Tudo isso até o momento que passou a andar pendurada a seu celular, o qual, segundo suas palavras vão sorrateiramente nos roubando a plenitude, o simples estarmos num lugar sem achar que poderíamos estar em outro.

Denise terminara seu artigo lamentando que quando os taxistas de hoje chegam em casa, nem as poucas histórias advindas de parcas conversas tidas com os passageiros (hoje plugados a seus laptops ou celulares), podem contar a suas esposas porque estas estão em casa plugadas ao computador na frente do Facebook…

Cara Denise, faço coro a sua voz.

Acredito que o excesso de conexão virtual está nos desconectando da vida.

Também a mim, o real acontece aqui e agora.

A mim a maior conexão é com os livros que leio e que me tocam, com as trilhas por onde pedalo, com praias e montanhas por onde caminho, com os pores do sol que aprecio, com as músicas que ouço, com os países que visito, com as comidas que saboreio, com os mergulhos que dou, com os banhos de chuvas que tomo e com o fogo que olho em frente a lareira em um dia de inverno. A maior conexão é entre eu e meus filhos, entre eu e meu marido, entre eu e minha família, entre eu e meus amigos do peito.

A maior conexão é com a vida.

Mas, a vida real, que acontece bem aqui, sob nossos narizes.

Que possamos dar um tempo, desligando nossos smartphones, IPads, IPods, IPhones laptops ou seja lá o que for.

Que possamos nos desconectar para, de fato, nos conectarmos.

Que possamos voltar a viver o momento presente para que ele não nos escape pelos dedos deixando de ser exatamente isto que ele ainda, meio esfolado e cansado, continua tentado nos ser: um presente.

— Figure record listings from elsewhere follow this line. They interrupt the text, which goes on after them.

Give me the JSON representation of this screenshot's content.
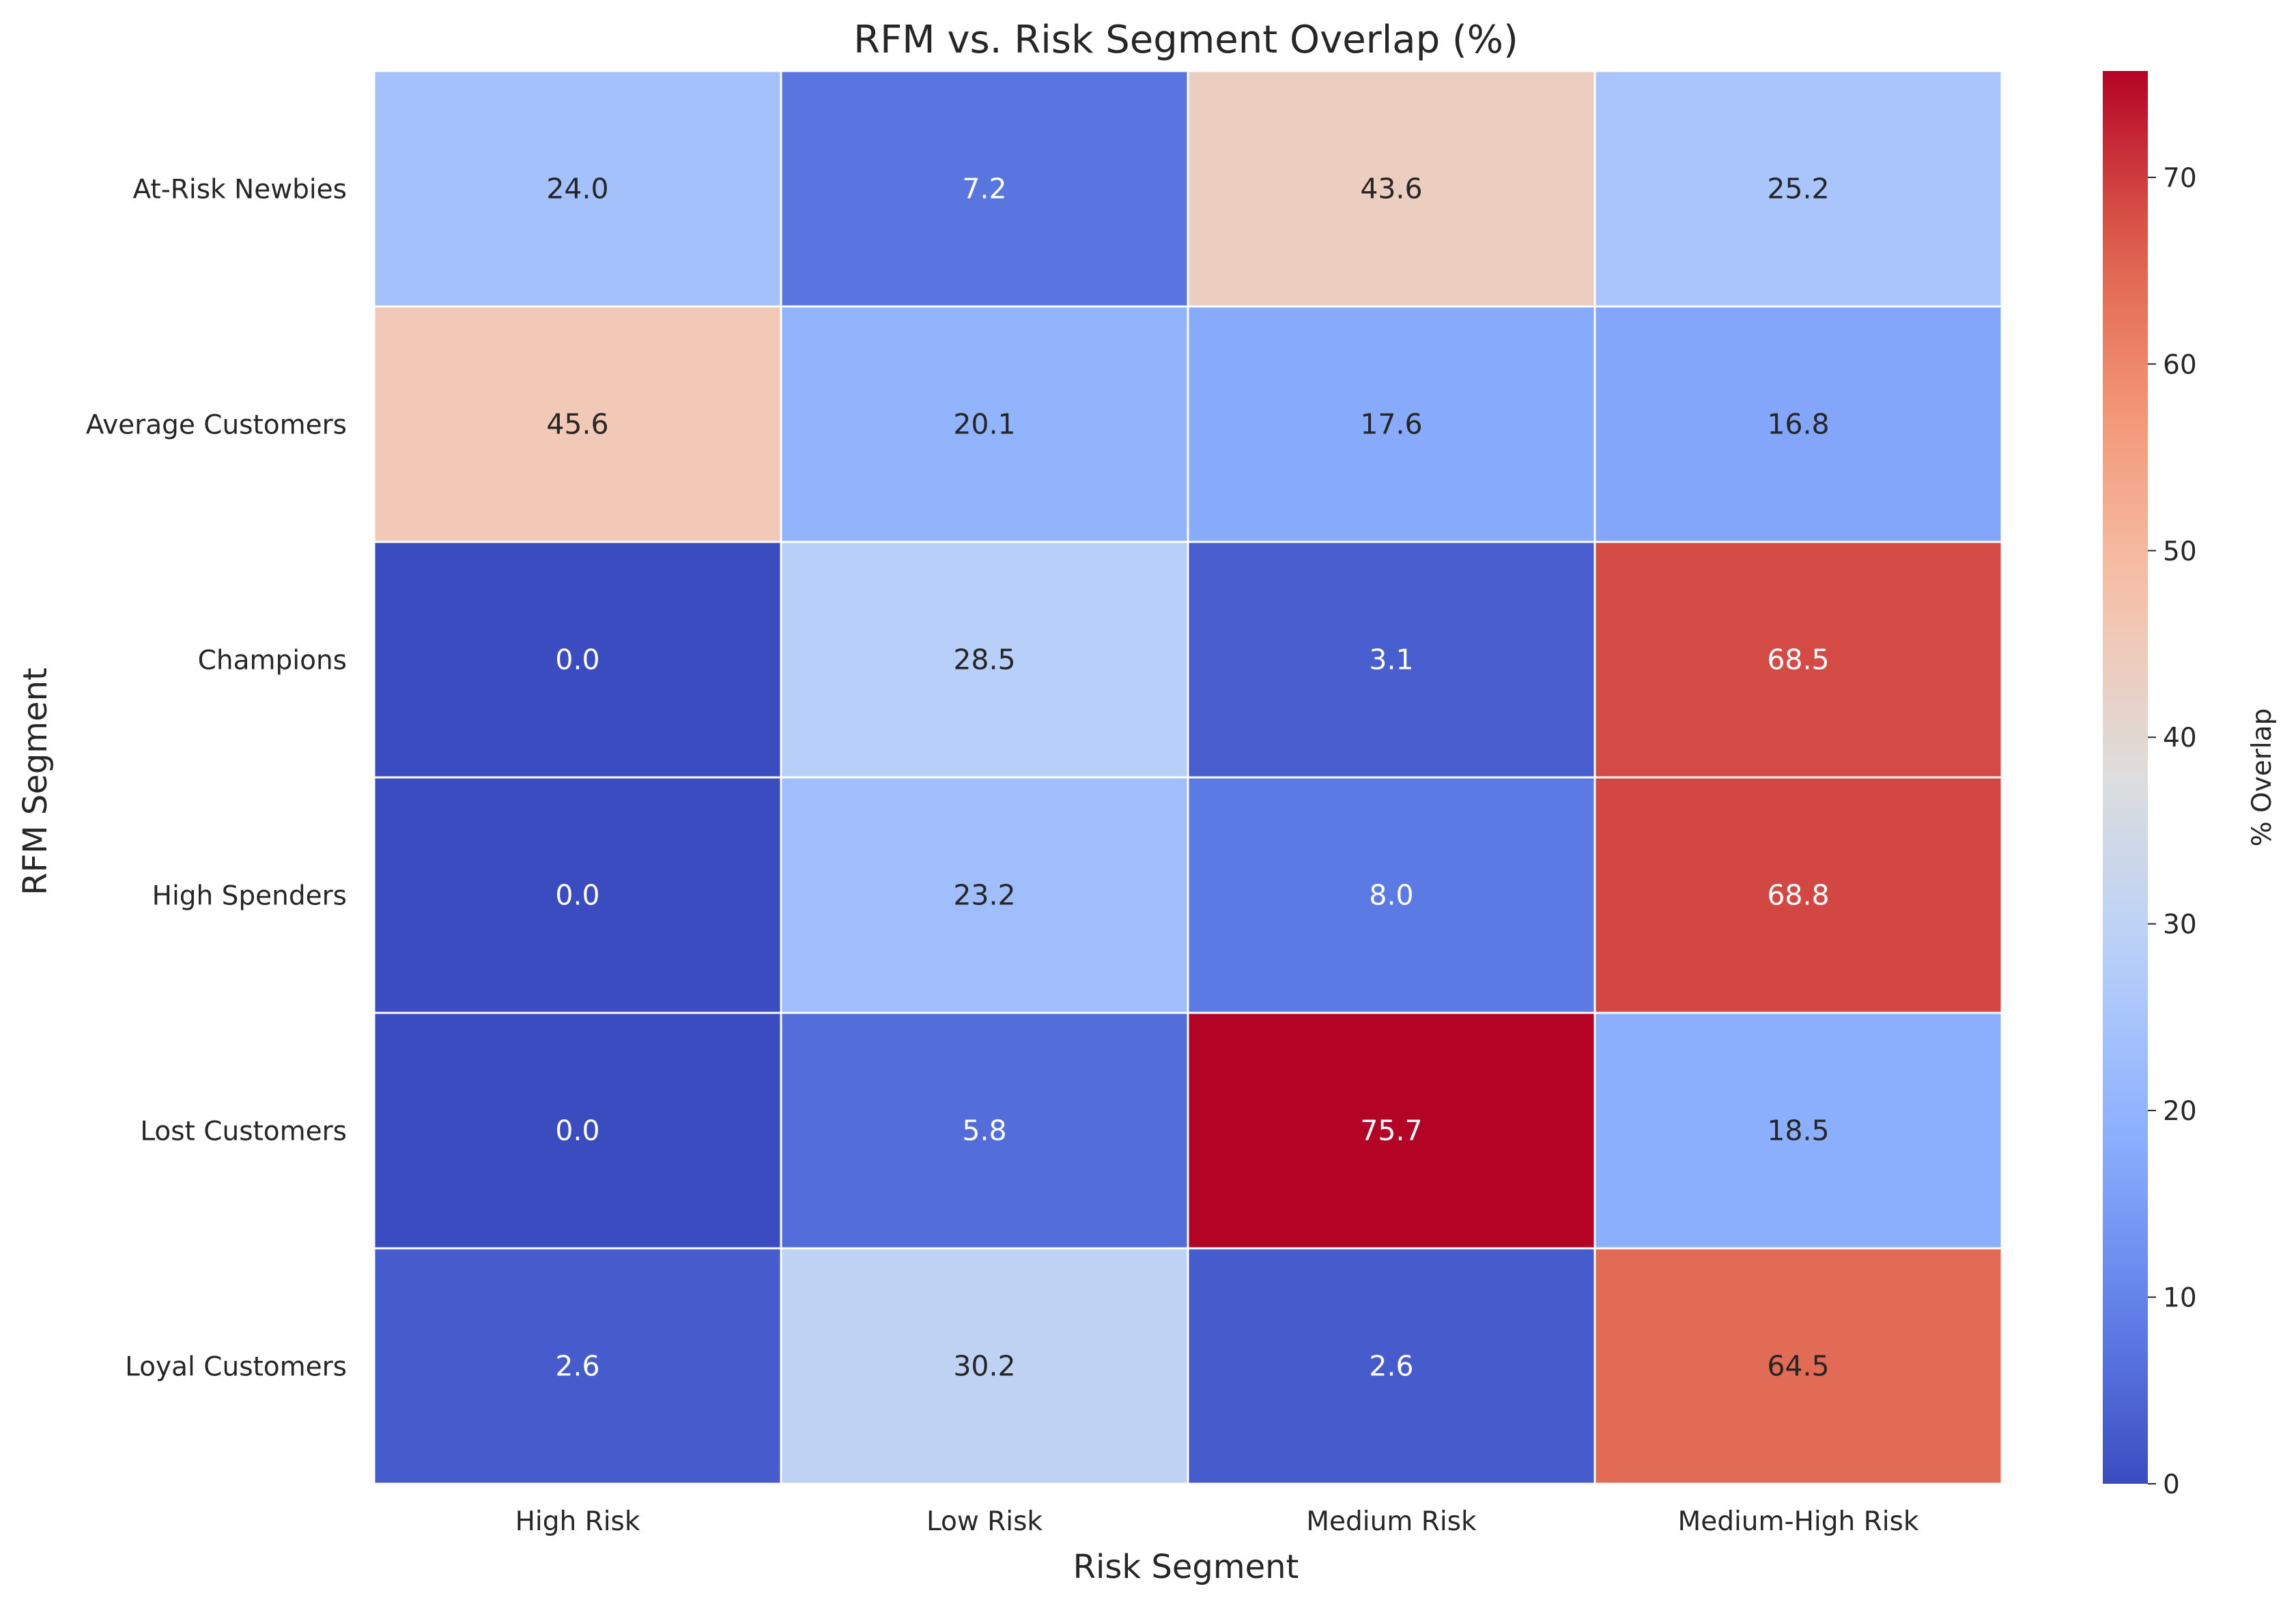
{
  "chart_data": {
    "type": "heatmap",
    "title": "RFM vs. Risk Segment Overlap (%)",
    "xlabel": "Risk Segment",
    "ylabel": "RFM Segment",
    "x_categories": [
      "High Risk",
      "Low Risk",
      "Medium Risk",
      "Medium-High Risk"
    ],
    "y_categories": [
      "At-Risk Newbies",
      "Average Customers",
      "Champions",
      "High Spenders",
      "Lost Customers",
      "Loyal Customers"
    ],
    "values": [
      [
        24.0,
        7.2,
        43.6,
        25.2
      ],
      [
        45.6,
        20.1,
        17.6,
        16.8
      ],
      [
        0.0,
        28.5,
        3.1,
        68.5
      ],
      [
        0.0,
        23.2,
        8.0,
        68.8
      ],
      [
        0.0,
        5.8,
        75.7,
        18.5
      ],
      [
        2.6,
        30.2,
        2.6,
        64.5
      ]
    ],
    "colorbar": {
      "label": "% Overlap",
      "range": [
        0,
        75.7
      ],
      "ticks": [
        0,
        10,
        20,
        30,
        40,
        50,
        60,
        70
      ]
    },
    "colormap": "coolwarm",
    "annotation_format": "0.1f"
  }
}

Obs. Esta época de festas pode ser uma ótima oportunidade para exercitarmos esta idéia. Desligue o tablet, ligue seu filho. Sente no chão com ele e aproveitem o dia juntos. Feliz Natal a todos

1 comentário

  1. Dania Gelli Checchinato em 12/12/2013 às 10:08

    Compartilho dos pensamentos da autora e coloco aqui apenas um breve relato, que parece bobo, mas me fez sentir o “tempo de se dedicar à vida que esta acontecendo, de carne e osso”.
    Do nada apareceu uma gata em nossa casa, “ela” resolveu nos adotar.
    Na nossa casa, anteriormente sem bichos domésticos, mudou-se a rotina. Mais uma vida para cuidar e se preocupar, mais trabalho e coisas para limpar ???!!! Não, definitivamente.
    Posso dizer que foi um bom motivo para sair da frente do computador e brincar com ela, com bola de papel amassada e amarrada à um barbante que meu filho fez; de vê-la ágil subindo, pulando, dando pinote e tentando caçar a bola; simplesmente dando-lhe a atenção que ela, a qual está vacinada contra o mundo virtual, me cobra sem ideia do bem que me faz.